One thing I have to pay closest attention to (especially at the store I shop at) is expiration dates. On more than one occasion I have made a selection, only to bring it home later and discover it's no longer edible. Maybe people in a third world nation would be grateful for what we regularly throw away. I'm not taking any chances. There is a ludicrous amount of products to choose from. The thing is that most of it is ridiculously unhealthy. I've always made it very clear that I have an unsophisticated palate. I was raised with typical American middle class sensibilities- which means that I still get lost in the cereal aisle. I'm ashamed to admit this, but I am often hypnotized by all the (artificial) colors. It's a a good thing they don't still offer those little plastic toys, or I would be helpless to resist.

The most difficult aspect of grocery shopping for me now is trying to make healthier decisions.
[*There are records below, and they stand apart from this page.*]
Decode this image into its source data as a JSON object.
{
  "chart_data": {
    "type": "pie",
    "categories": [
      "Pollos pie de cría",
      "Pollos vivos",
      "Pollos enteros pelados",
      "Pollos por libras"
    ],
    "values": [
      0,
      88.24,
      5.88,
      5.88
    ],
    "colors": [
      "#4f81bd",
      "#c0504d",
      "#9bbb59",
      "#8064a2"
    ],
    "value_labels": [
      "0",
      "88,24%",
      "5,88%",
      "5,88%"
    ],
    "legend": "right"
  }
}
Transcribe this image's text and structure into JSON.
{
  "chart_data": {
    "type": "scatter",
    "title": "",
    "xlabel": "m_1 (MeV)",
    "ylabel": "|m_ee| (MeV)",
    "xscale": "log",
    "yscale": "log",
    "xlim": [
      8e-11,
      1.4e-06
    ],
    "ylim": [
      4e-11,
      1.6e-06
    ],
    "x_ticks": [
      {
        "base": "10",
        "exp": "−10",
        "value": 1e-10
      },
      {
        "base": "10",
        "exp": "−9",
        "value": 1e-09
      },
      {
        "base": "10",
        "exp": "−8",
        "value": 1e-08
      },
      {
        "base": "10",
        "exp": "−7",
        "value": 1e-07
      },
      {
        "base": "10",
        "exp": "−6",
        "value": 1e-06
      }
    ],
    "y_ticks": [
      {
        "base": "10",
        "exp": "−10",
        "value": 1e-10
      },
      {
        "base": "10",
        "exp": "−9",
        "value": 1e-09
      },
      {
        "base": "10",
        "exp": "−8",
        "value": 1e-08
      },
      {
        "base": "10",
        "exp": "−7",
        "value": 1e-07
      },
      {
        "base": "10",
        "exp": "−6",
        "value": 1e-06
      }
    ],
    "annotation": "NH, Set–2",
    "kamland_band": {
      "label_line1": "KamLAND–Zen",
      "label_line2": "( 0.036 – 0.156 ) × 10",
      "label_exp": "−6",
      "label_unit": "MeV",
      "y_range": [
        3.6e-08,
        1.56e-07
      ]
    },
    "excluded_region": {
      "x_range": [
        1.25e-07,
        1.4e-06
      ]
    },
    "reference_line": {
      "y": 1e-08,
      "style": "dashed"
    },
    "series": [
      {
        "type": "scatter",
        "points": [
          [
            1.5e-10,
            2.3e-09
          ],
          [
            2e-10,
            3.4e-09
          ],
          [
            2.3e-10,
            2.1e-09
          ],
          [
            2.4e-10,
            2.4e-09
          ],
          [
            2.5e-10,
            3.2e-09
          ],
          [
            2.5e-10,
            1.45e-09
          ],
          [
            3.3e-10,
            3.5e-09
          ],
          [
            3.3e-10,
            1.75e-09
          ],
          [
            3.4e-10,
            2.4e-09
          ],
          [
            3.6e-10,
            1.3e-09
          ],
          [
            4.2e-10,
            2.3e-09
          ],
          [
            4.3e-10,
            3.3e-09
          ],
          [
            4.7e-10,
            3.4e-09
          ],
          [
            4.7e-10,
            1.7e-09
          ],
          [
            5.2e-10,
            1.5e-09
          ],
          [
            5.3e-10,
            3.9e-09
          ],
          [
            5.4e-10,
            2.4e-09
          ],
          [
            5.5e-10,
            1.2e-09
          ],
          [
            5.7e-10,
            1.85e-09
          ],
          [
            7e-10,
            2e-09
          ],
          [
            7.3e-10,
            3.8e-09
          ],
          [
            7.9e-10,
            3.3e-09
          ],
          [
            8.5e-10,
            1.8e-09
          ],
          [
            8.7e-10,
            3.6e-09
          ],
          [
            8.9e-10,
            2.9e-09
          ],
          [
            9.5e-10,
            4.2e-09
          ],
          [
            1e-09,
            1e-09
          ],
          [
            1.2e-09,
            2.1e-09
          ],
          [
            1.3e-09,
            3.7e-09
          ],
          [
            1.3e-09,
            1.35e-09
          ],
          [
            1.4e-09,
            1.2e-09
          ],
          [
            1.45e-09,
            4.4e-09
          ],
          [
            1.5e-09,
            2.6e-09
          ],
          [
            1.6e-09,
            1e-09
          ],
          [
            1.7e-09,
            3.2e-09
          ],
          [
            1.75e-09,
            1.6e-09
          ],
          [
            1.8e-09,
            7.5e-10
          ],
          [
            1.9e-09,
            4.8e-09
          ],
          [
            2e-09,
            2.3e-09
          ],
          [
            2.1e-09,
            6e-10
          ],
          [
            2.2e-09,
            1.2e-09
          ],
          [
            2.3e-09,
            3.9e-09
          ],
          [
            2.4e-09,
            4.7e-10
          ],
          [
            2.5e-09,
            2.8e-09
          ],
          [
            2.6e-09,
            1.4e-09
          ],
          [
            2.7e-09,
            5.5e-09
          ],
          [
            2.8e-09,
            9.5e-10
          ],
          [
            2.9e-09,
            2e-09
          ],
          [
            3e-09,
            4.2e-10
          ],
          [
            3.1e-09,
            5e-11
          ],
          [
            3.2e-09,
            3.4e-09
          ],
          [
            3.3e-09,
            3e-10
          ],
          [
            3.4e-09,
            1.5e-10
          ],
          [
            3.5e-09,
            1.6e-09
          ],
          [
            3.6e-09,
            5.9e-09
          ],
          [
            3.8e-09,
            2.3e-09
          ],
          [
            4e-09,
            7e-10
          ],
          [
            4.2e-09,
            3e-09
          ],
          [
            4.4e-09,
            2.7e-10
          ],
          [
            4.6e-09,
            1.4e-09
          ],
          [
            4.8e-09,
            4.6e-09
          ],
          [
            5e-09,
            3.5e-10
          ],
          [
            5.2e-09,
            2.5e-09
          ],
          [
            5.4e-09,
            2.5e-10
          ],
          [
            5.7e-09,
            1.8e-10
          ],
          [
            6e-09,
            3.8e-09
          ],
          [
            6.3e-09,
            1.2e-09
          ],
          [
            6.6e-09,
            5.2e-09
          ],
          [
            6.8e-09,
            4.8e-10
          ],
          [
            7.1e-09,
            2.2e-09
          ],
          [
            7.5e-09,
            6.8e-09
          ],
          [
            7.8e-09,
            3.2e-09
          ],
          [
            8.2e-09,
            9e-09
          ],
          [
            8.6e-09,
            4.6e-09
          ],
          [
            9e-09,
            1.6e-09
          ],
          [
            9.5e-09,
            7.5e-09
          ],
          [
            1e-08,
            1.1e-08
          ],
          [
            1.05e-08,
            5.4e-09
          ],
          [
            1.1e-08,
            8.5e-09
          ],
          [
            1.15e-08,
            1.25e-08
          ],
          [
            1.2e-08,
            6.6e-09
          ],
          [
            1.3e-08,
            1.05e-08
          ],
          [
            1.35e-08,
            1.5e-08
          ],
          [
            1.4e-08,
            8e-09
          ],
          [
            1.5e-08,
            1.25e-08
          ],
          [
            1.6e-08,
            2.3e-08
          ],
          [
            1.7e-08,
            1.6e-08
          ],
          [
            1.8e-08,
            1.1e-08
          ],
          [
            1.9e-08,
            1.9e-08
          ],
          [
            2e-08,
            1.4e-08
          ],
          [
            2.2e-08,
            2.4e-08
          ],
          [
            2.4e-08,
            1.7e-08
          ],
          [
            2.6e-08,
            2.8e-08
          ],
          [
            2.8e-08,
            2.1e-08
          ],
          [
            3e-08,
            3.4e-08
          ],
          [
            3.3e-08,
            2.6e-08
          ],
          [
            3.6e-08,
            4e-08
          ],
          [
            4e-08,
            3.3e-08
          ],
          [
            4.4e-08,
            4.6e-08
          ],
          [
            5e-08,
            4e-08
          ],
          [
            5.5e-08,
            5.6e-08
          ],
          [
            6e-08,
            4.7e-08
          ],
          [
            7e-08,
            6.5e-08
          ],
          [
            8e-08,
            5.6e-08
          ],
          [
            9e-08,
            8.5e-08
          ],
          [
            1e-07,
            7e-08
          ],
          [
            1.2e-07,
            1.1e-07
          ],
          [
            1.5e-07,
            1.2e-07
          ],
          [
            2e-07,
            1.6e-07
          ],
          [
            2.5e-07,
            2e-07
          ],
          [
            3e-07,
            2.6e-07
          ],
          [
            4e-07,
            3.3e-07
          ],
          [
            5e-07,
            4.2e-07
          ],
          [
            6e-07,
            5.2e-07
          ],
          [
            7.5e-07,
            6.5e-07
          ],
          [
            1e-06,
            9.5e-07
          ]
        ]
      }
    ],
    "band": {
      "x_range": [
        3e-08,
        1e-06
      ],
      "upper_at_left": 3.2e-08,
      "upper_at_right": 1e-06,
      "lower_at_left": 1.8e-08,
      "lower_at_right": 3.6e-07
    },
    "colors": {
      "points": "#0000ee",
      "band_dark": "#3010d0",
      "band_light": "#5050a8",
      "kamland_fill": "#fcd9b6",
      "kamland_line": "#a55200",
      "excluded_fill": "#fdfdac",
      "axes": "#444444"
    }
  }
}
Just a couple years ago I spent the most amount of time in the frozen foods sections. I'd have to reorganize my entire freezer in order to shove my purchases inside. Over time I've realized that most of that stuff just plain sucks. But I don't really cook and I haven't developed a whole lot of alternatives. Not eating cow anymore only confounds the situation. No wonder I take the easy way and eat out. I can't even imagine having to grow this stuff as well. Occasionally, despite my best instincts, I love "our freedoms". That's right... I'm a freedom-lover.